Monday, January 7, 2013

Yoga for runners

I've been working on a post about what runners can get out of yoga--lo and behold, my running friend Kelly beat me to it! The workshop she took in San Francisco sounds awesome, and I'm looking forward to more from her irunlikeagirl blog. Check it out, it's new! Sounds like irunlikeagirl, the running lifestyle/fashion company she's managing director for, also has some new things in store, so I'd bookmark that one.

This Wednesday I coach my second yoga workout for my high school runners. I'll report back how it goes.

Saturday, January 5, 2013

Stuck on the treadmill? Make the best of it

I don't like spending time in the gym, and especially avoid treadmills (the only time I enjoyed myself on a treadmill was when I did this, as seen below. Bit of a different story.) Unfortunately, sometimes when we run, it just isn't possible to go outside. Here are a few things to remember when you're stuck on the treadmill.
  1. Pretend the treadmill isn't there. It's easy to hop on, press a few buttons so the machine tells you what to do, and check out. Unfortunately this can result in sloppy running, and potentially injuries down the road. Avoid using the handrails except when starting and stopping, and don't lean on the control panel.
  2. You still need to warm up and cool down!
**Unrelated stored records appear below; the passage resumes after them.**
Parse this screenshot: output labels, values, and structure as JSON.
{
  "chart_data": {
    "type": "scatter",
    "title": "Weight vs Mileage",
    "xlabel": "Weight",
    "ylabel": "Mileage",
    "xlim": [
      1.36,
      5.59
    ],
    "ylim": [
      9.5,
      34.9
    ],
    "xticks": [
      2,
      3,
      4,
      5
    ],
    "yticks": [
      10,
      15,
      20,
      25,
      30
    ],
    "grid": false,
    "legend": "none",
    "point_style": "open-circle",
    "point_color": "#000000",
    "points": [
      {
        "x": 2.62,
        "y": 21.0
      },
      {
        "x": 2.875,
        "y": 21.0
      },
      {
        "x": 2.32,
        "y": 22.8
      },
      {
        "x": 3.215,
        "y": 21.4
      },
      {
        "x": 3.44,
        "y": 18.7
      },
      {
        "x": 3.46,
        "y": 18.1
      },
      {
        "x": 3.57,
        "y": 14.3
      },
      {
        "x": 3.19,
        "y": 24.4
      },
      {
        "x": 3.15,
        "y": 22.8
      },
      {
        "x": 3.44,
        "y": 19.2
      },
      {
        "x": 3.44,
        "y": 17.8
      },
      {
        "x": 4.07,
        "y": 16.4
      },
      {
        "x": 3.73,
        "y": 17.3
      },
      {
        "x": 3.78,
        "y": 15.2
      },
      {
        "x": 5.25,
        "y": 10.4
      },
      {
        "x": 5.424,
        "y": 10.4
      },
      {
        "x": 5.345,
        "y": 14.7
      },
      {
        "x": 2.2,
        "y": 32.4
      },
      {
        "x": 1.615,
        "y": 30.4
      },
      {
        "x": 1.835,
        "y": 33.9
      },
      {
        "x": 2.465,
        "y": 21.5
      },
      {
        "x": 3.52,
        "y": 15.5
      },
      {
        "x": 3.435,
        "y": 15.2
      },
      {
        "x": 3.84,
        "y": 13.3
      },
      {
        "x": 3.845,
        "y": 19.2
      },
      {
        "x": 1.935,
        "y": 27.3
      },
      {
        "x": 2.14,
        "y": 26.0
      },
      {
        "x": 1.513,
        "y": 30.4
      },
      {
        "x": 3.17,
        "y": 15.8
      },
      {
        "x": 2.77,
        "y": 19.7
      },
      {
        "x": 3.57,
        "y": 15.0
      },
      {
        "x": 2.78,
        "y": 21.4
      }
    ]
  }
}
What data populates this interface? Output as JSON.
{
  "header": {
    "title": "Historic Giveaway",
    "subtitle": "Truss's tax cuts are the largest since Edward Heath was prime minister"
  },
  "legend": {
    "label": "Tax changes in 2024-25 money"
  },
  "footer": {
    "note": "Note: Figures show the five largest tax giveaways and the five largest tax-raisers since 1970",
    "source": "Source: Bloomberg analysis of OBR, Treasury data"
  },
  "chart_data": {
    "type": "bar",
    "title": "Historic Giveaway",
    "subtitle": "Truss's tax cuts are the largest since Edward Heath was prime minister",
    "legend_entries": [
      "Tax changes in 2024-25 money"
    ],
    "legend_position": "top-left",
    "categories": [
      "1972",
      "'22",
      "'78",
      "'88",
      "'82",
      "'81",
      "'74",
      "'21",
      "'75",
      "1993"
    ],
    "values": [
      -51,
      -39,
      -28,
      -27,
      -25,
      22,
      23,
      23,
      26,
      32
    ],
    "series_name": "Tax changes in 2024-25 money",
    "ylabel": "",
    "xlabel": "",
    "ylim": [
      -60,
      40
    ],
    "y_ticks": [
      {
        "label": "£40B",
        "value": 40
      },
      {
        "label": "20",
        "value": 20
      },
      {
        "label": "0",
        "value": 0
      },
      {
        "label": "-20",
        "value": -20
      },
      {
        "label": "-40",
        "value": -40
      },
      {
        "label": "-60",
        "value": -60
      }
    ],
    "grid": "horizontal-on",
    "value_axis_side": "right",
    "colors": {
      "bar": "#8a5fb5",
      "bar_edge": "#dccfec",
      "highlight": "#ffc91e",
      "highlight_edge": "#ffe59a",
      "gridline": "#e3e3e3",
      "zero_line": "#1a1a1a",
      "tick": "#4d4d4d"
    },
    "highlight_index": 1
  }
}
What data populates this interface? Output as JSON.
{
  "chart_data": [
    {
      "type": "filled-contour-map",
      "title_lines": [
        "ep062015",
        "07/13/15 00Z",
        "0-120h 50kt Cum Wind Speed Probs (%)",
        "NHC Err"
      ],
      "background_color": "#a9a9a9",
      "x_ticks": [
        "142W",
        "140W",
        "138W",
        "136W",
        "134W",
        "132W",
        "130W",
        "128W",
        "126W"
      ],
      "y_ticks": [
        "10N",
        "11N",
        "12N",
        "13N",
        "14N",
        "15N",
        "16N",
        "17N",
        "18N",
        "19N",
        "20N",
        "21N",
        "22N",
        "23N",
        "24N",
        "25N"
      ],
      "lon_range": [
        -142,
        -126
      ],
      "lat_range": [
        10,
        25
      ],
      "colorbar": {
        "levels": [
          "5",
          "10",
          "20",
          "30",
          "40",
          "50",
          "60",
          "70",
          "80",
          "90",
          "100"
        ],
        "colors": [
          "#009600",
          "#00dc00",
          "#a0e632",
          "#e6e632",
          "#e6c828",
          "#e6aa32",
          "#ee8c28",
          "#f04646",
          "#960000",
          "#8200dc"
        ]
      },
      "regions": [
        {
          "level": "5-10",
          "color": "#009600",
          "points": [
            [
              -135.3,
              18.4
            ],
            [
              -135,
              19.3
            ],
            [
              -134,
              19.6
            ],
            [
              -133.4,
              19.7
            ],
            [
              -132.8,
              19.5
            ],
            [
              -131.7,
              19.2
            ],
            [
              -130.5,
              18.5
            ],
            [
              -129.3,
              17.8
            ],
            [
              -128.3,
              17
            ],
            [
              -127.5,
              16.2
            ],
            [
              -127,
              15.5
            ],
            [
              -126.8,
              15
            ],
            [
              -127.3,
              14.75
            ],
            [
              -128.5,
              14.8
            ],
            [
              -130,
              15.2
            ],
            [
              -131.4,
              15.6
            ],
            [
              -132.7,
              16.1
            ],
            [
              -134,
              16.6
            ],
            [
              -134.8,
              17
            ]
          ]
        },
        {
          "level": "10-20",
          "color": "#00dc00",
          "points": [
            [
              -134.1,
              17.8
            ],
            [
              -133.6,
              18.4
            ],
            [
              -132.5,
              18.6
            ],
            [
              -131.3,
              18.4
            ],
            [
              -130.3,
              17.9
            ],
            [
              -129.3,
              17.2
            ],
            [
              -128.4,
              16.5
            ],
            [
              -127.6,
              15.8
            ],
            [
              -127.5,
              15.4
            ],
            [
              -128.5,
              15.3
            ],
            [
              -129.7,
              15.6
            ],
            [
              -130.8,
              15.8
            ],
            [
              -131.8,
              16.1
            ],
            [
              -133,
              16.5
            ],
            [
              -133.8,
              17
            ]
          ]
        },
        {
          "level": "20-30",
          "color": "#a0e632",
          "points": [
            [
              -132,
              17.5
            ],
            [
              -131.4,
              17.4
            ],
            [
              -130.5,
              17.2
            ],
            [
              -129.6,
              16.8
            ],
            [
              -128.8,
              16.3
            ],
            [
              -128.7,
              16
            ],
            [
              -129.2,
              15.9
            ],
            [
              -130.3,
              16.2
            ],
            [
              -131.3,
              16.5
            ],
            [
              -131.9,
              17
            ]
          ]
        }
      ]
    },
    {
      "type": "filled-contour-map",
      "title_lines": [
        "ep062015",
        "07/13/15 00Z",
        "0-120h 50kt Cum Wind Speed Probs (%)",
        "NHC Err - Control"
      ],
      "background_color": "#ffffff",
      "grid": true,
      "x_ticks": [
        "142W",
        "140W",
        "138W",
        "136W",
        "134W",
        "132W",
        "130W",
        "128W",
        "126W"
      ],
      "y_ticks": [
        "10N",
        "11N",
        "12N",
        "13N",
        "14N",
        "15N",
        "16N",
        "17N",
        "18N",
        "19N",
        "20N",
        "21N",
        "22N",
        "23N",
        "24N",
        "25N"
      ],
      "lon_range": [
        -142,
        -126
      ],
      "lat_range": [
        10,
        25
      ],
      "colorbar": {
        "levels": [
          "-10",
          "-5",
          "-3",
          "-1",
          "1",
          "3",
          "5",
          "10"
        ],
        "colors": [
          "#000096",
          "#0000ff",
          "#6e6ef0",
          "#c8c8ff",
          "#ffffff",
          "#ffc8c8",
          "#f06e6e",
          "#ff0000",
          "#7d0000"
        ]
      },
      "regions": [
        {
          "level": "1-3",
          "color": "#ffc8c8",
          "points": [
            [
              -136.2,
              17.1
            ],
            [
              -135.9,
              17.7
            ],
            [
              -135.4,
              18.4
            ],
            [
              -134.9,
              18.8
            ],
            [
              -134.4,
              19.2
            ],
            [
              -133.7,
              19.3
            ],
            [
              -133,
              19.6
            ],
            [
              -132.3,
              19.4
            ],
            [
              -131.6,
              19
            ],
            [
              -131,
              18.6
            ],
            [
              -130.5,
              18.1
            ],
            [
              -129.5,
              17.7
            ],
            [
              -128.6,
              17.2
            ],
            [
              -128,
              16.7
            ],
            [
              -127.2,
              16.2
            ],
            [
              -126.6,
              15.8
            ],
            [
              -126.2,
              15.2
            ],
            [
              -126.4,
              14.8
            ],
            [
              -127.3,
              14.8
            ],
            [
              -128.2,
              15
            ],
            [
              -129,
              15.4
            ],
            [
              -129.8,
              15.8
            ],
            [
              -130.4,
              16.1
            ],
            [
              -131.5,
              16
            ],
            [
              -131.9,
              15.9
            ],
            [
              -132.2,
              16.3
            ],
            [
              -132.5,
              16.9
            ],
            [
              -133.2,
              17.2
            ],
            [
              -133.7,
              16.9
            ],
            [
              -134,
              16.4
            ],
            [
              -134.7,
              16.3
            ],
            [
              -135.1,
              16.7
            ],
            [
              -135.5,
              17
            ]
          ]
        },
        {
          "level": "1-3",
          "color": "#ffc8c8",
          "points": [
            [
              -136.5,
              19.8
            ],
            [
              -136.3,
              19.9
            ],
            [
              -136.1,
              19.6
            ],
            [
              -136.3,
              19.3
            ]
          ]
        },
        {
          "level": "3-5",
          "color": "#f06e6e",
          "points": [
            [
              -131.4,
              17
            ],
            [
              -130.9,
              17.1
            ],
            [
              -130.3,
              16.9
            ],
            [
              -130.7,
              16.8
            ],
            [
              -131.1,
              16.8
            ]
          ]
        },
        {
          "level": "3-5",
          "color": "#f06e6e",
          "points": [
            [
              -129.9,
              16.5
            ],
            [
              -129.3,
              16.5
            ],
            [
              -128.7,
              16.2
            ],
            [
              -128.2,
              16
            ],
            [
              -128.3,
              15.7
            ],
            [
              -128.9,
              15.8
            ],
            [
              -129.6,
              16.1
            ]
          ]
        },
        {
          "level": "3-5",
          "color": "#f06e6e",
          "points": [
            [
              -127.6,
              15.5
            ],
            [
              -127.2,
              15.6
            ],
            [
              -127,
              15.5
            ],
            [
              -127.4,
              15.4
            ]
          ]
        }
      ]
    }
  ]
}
Build that extra time in when you're planning your workout.
  3. Don't overstride. Since the belt is pulling "the ground" away from under you, the impulse can be to run faster/longer to keep from falling off. Pay attention to maintaining your natural running gait, and have your feet land under your body instead of in front or behind. You will also be less likely to overstride if you don't make the pace and incline settings too challenging.
  4. Need entertainment? Try music or at least tv instead of reading. Paying too much attention to something else will interfere with how well you can focus on your workout, and can negatively impact your form (making you more susceptible to injury.)
  5. Change up the incline and pace. It's tempting to set a steep incline for the entire run when you want a challenge, but switching it up more effectively works your muscles. Variety also better simulates reality--5 mile-long hills are hard to find. As for changing pace, treadmill runs are a good time to do intervals, since you know exactly how fast you are running.
  6. Play the "how far have I gone?" game. Not the most exciting of games, but anything helps, right? Determine a period of time (say, 4 minutes) during which you don't allow yourself to look at the distance readout on your screen. Guess how far you will run during that time. It of course helps if you don't have the speed readout set to mph/kph! This is a great distraction if you're bored, and an opportunity to develop your internal sense of pacing--a skill you can take outside.
Add to this list by doing whatever it takes to keep these runs fun for you. Things I've recently tried include using my 2-month-old as workout buddy (he's on the play mat, I'm on the treadmill, we see how long he lasts. We're up to 15 minutes.) I've also dabbled in socks-only running to get some of the barefoot benefits. Which reminds me--if you're at home, you can wear whatever you want for your run and no one will bat an eye. Promise.